Кнутссон стоял и смотрел ей вслед, на ее танцующие на ветру волосы.
Какая девочка… Самая красивая из всех! Эти округлые детские формы! Эти невинные, доверчивые глаза! Ребенок, сущий ребенок! Мягкая, полненькая, теплая… Чего стоит одно только прикосновение к ней, не говоря уже о…
Он уже мысленно запускал руки ей под одежду. Что там у нее под этим нарядным платьицем? Ощупать ее, проникнуть в нее! Она закричит. Ах, эти захватывающие крики, будящие в нем неуемную страсть! Ах, неповторимое мгновенье!
Под штанами у него все вспучивалось и приходило в движение, так что ему пришлось сесть и плотно прижать ладони к бедрам. Он громко застонал. Он так долго терпел, слишком долго, и он не мог больше выносить этого. Но ему следовало быть осторожным. Хорошая идея — организовывать повсюду детские хоры. Все дети на виду, можно выбрать…
Он был совершенно уверен в том, что никто ни в чем его не подозревает. Напротив, все относились к нему с симпатией. Тем не менее, ему следовало быть осторожным.
И все-таки он слишком долго ждал! Чего они, собственно, хотят от него?
Они сами виноваты в этом — это их, их вина…
Он вернулся домой к своей жене в Вехьо. На лице ее, как всегда, была написана растерянность, словно она просила в чем-то извинить ее, не понимая, почему он отталкивает ее. Да, он давно уже держался от нее в стороне. С того самого времени, как оказался не в состоянии выполнять свой супружеский долг.
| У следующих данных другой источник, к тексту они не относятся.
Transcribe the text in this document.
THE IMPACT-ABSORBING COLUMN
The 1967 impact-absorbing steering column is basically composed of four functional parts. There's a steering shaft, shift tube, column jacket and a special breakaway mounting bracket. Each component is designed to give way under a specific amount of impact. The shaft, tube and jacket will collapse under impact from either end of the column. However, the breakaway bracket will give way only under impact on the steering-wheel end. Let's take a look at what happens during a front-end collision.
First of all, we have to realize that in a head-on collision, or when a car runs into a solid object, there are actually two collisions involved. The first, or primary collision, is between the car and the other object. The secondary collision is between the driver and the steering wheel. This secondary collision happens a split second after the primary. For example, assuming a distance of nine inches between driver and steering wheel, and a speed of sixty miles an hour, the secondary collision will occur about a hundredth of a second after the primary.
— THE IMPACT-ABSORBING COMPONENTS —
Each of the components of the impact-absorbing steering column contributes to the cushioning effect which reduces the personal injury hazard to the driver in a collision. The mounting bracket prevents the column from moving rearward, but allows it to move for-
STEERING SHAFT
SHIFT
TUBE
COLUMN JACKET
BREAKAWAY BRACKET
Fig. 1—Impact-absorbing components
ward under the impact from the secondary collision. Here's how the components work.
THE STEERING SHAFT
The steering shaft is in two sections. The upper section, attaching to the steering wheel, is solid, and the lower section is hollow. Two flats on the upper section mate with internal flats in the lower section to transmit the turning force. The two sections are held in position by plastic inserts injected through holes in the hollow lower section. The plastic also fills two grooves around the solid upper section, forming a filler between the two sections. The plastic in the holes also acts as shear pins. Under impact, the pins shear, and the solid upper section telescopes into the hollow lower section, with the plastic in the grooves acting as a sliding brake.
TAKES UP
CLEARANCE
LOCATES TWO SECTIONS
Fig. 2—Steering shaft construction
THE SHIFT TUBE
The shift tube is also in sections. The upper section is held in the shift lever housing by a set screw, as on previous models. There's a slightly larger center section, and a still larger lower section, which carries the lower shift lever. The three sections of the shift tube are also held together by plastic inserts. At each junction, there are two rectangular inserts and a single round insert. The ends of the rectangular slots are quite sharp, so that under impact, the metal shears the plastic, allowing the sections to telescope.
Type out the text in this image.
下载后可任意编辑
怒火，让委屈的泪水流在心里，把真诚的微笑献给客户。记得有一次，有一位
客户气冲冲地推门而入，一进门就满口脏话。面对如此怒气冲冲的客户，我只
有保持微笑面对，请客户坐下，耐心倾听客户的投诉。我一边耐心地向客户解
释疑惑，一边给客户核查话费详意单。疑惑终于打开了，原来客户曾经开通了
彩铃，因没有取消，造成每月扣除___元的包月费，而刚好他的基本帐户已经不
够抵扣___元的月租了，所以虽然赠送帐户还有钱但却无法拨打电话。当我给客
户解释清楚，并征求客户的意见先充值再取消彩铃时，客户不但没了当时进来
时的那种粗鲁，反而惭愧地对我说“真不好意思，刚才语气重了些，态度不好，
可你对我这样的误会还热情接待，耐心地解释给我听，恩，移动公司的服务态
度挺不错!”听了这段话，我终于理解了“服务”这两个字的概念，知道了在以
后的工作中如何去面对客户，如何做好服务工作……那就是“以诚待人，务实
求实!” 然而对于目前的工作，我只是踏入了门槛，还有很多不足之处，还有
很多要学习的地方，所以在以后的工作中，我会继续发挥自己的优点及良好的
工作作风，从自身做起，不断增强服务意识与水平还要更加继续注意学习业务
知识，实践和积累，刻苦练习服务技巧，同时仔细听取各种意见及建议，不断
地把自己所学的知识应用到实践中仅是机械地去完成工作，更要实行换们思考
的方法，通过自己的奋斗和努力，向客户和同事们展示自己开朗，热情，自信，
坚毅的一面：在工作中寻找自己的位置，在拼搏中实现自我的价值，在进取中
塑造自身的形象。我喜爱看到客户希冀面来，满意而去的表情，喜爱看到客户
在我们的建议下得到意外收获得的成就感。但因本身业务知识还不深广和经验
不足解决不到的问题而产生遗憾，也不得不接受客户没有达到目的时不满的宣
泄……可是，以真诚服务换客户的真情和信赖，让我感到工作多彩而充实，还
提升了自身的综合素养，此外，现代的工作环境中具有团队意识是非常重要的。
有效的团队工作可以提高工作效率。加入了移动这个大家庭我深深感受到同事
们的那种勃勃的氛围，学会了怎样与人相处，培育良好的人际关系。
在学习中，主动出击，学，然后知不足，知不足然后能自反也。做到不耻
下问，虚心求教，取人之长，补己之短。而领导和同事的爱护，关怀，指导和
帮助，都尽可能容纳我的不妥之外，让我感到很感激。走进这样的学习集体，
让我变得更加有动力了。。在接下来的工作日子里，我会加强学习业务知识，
Его притихшая было ярость вспыхнула с новой силой. Как смеет она думать о нем, что у нее есть, чтобы предложить ему? Она, со своим иссохшим, взрослым телом и постоянной готовностью… Однажды, когда они жили еще в Эксьо, он пошел в город по какому-то адресу и в подворотне наткнулся на маленькую девочку — и тогда ему показалось, будто молния ударила в него. Его кожа покрылась мурашками, под штанами у него стало мокро, он неотрывно смотрел на девочку, понимая, что ему нужно овладеть ею.
Вернувшись домой к жене, он понял, почему в постели с ней он просто с безразличием выполнял свой супружеский долг. Она была молодой и богатой вдовой, имевшей четверых детей, и ему казалось, что он сделал хорошую партию, завоевав к тому же уважение окружающих. Влюблен в нее он никогда по-настоящему не был, хотя она и казалась ему довольно привлекательной.
Но не теперь!
Теперь его интересовала только маленькая девочка.
Каждый день он шпионил за ней. Узнал, где она живет. И однажды, когда их никто не видел, он заманил ее в один из подвалов, который он до этого присмотрел.
Он испытал фантастические переживания. Все в нем ликовало! Настоящий рай на земле! Девочку нашли через два дня, но никто не заподозрил его.
После этого они переехали в Вехьо. Он разрешил своей жене записать детей на его имя, и она со слезами благодарила его за это.
Мог ли теперь кто-то подозревать, что именно он польстился на свою приемную шестилетнюю дочь? Для него не составило никакого труда овладеть ею во время прогулки. Он повел ее в парк… После этого он поспешил домой и сказал жене, что не мешало бы им поискать девочку, которая все еще гуляет где-то. Жена, разумеется, согласилась.
Они встретили двух полицейских. Те, даже не подозревая, что это их дочь, с сожалением рассказали, что нашли в парке девочку.
Он так печалился, так убивался, с таким пониманием отнесся к своей жене! И она горячо благодарила его за участие. В глазах окружающих это была настоящая трагедия.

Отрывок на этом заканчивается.